The Cars That Ate Paris (1974)
Weir continues in a darkly comic vein with his next feature, but it’s also one that builds upon the notion of dangerous boundaries. In this film, the townspeople of the rural Australian town of Paris have a peculiar economy—they cause horrendous car accidents to motorists who have the misfortune of coming their way. They then harvest the scrap from the crash, and if there are any survivors, they’re used for medical experiments. It’s a delightfully macabre premise, but tonally, Weir chooses to underplay the scenario for most of the movie to lend the proceedings a horrific reality.

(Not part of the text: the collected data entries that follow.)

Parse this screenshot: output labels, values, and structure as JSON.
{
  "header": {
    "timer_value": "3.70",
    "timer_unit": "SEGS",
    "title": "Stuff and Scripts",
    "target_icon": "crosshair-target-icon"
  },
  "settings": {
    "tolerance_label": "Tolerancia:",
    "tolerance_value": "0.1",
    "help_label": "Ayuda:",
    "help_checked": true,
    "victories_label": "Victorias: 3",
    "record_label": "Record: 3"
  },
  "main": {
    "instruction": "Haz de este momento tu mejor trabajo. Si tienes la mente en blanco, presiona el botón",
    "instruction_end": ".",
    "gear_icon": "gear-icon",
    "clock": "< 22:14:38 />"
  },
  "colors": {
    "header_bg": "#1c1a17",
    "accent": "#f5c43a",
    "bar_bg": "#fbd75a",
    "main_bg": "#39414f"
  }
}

That’s not inherently a bad idea, and it does showcase the community as externally malevolent as we view them through our audience surrogate character, Arthur (Terry Camilleri), a victim they seek to add to the town rather than partially lobotomize in the hospital. However, the film’s climax where a bunch of custom vehicles (made from the parts of crashed cars) come to terrorize the town backfires. Even though there’s nothing supernatural at play, the depiction of these rebel cars feels like it’s out of Maximum Overdrive where humans are now at the mercy of sentient machines. It’s a big finish for a movie that previously tried to play as relatively subdued. You still get the sense of crossed boundaries (both geographical, economic, and moral), but Weir wouldn’t put it all quite together until his next movie.